• Polls favor Britain’s ‘Leave’ campaign before June 23 vote
  • Traders demand two-month high premium to hold sovereign debt

Emerging-market stocks and currencies posted their biggest four-day declines since January on growing concern that the U.K. will leave the European Union. Investors turned the most bearish in two months on sovereign debt.

Equity gauges from Brazil to South Africa dropped at least 2 percent as investors sold riskier assets after polls favored Britain’s “Leave” campaign before the June 23 referendum. The ruble weakened for a third day as Brent crude slid. Poland’s bond yields jumped to the highest level in almost 12 months. Chinese shares rebounded and Pakistan’s main gauge rose to a record amid speculation the nations’ stocks will be added to the MSCI Emerging Markets Index.

A gauge of projected price swings in developing-nation equities has surged 35 percent in the past three days as concern that Britain will leave the EU compounded a risk-off sentiment spurred by a Fed meeting this week. While traders rule out an immediate increase in U.S. interest rates, they remain on edge over the impact of policy tightening later this year and the market fallout of a Brexit vote.

“Uncertainty is the problem,” said Peter Dixon, global equities economist at Commerzbank AG in London. “Markets were priced for a ‘Remain’ vote and it now appears as though it’s not a clear-cut decision. As a consequence, they have to adjust now and the Fed concern has moved to the background temporarily.”

Stocks

The MSCI Emerging Markets Index fell 0.8 percent to 802.97, taking its four-day decline to 4.7 percent. The gauge trades at a valuation discount of 26 percent relative to developed markets, one percentage point wider than a week ago. Nine out of 10 industry groups declined, with technology stocks the lone gainer.

“It’s a trifecta of uncertainty with Brexit, the FOMC meeting later this week, and the slump in liquidity typical from June to August, which would exaggerate market movements,” said Geoffrey Ng, who oversees about $238 million as a director at Fortress Capital Asset Management Sdn. in Kuala Lumpur. “With markets on a yo-yo, we are only taking trades that are within a range and are short term.”

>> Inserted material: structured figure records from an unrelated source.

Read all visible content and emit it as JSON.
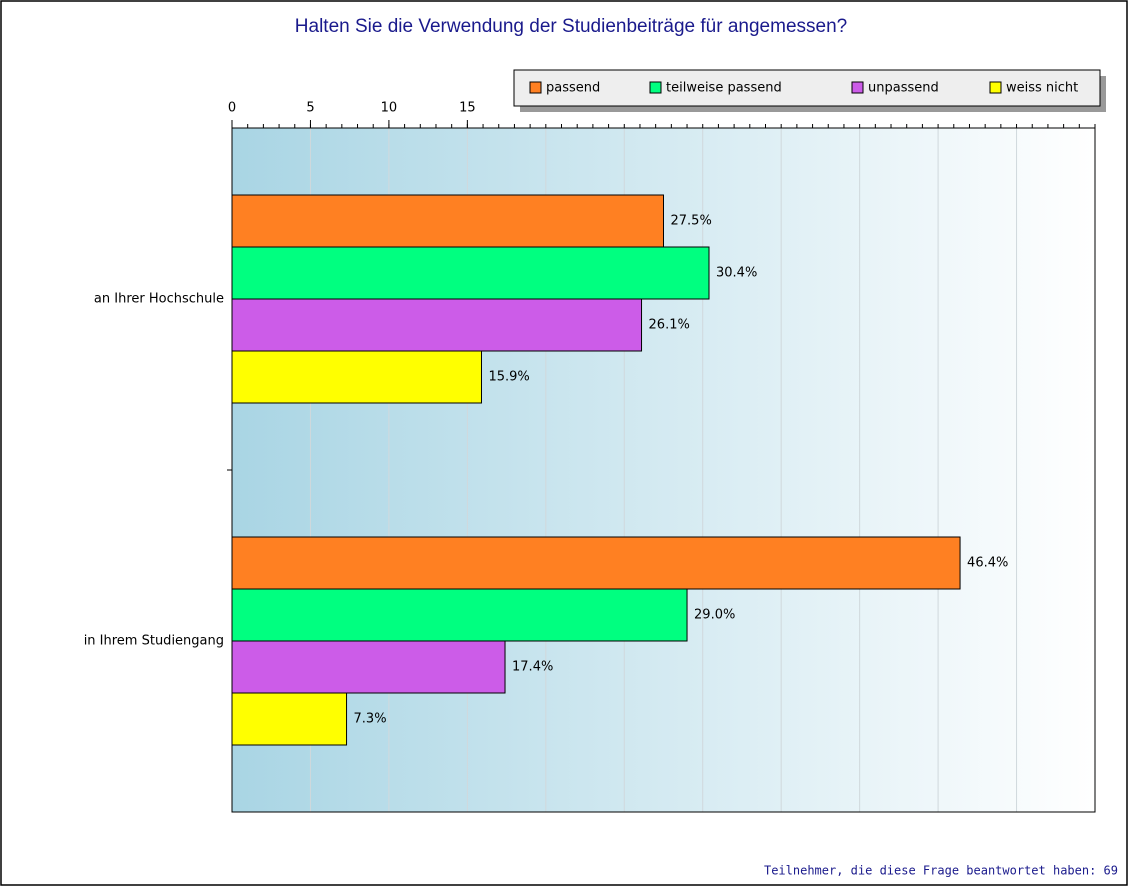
{
  "chart_data": {
    "type": "bar",
    "orientation": "horizontal",
    "title": "Halten Sie die Verwendung der Studienbeiträge für angemessen?",
    "categories": [
      "an Ihrer Hochschule",
      "in Ihrem Studiengang"
    ],
    "series": [
      {
        "name": "passend",
        "color": "#ff8022",
        "values": [
          27.5,
          46.4
        ],
        "value_labels": [
          "27.5%",
          "46.4%"
        ]
      },
      {
        "name": "teilweise passend",
        "color": "#00ff80",
        "values": [
          30.4,
          29.0
        ],
        "value_labels": [
          "30.4%",
          "29.0%"
        ]
      },
      {
        "name": "unpassend",
        "color": "#cc5ce8",
        "values": [
          26.1,
          17.4
        ],
        "value_labels": [
          "26.1%",
          "17.4%"
        ]
      },
      {
        "name": "weiss nicht",
        "color": "#ffff00",
        "values": [
          15.9,
          7.3
        ],
        "value_labels": [
          "15.9%",
          "7.3%"
        ]
      }
    ],
    "xlim": [
      0,
      55
    ],
    "xticks": [
      0,
      5,
      10,
      15
    ],
    "grid": true,
    "legend": "top-right",
    "note": "Teilnehmer, die diese Frage beantwortet haben: 69"
  }
}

The dollar-denominated RTS Index of Russian stocks slid 2.7 percent. The FTSE/JSE Africa All Share Index in Johannesburg retreated 2.1 percent, the most in four months. The WIG 20 Index declined 1 percent in Warsaw. Brazil’s Ibovespa declined 2 percent.

Pakistan Rally

The Karachi Stock Exchange KSE100 Index surged 1.5 percent to a record before MSCI’s announcement that could upgrade the nation to emerging-market status. EFG Hermes said last month that an upgrade could bring around $475 million of inflows in to Pakistani equities by mid-2017. The Shanghai Composite Index gained 0.3 percent, while the Hang Seng China Enterprises Index of mainland stocks listed in Hong Kong dropped 0.4 percent. 

The MSCI Emerging Markets Currency Index fell 0.4 percent and has retreated 1.5 percent in four days, its longest losing streak since May 9. Russia’s ruble weakened 0.8 percent as Brent crude sold for less than $50 a barrel. South Africa’s rand declined 0.9 percent.

The premium investors demand to own emerging-market debt rather than U.S. Treasuries widened four basis points to 404, the widest in two months, according to JPMorgan Chase & Co. Index. Polish government bonds retreated, sending 10-year yields 13 basis points higher to 3.31 percent. The yields on similar-maturity Russian notes jumped 13 basis points to 8.74 percent.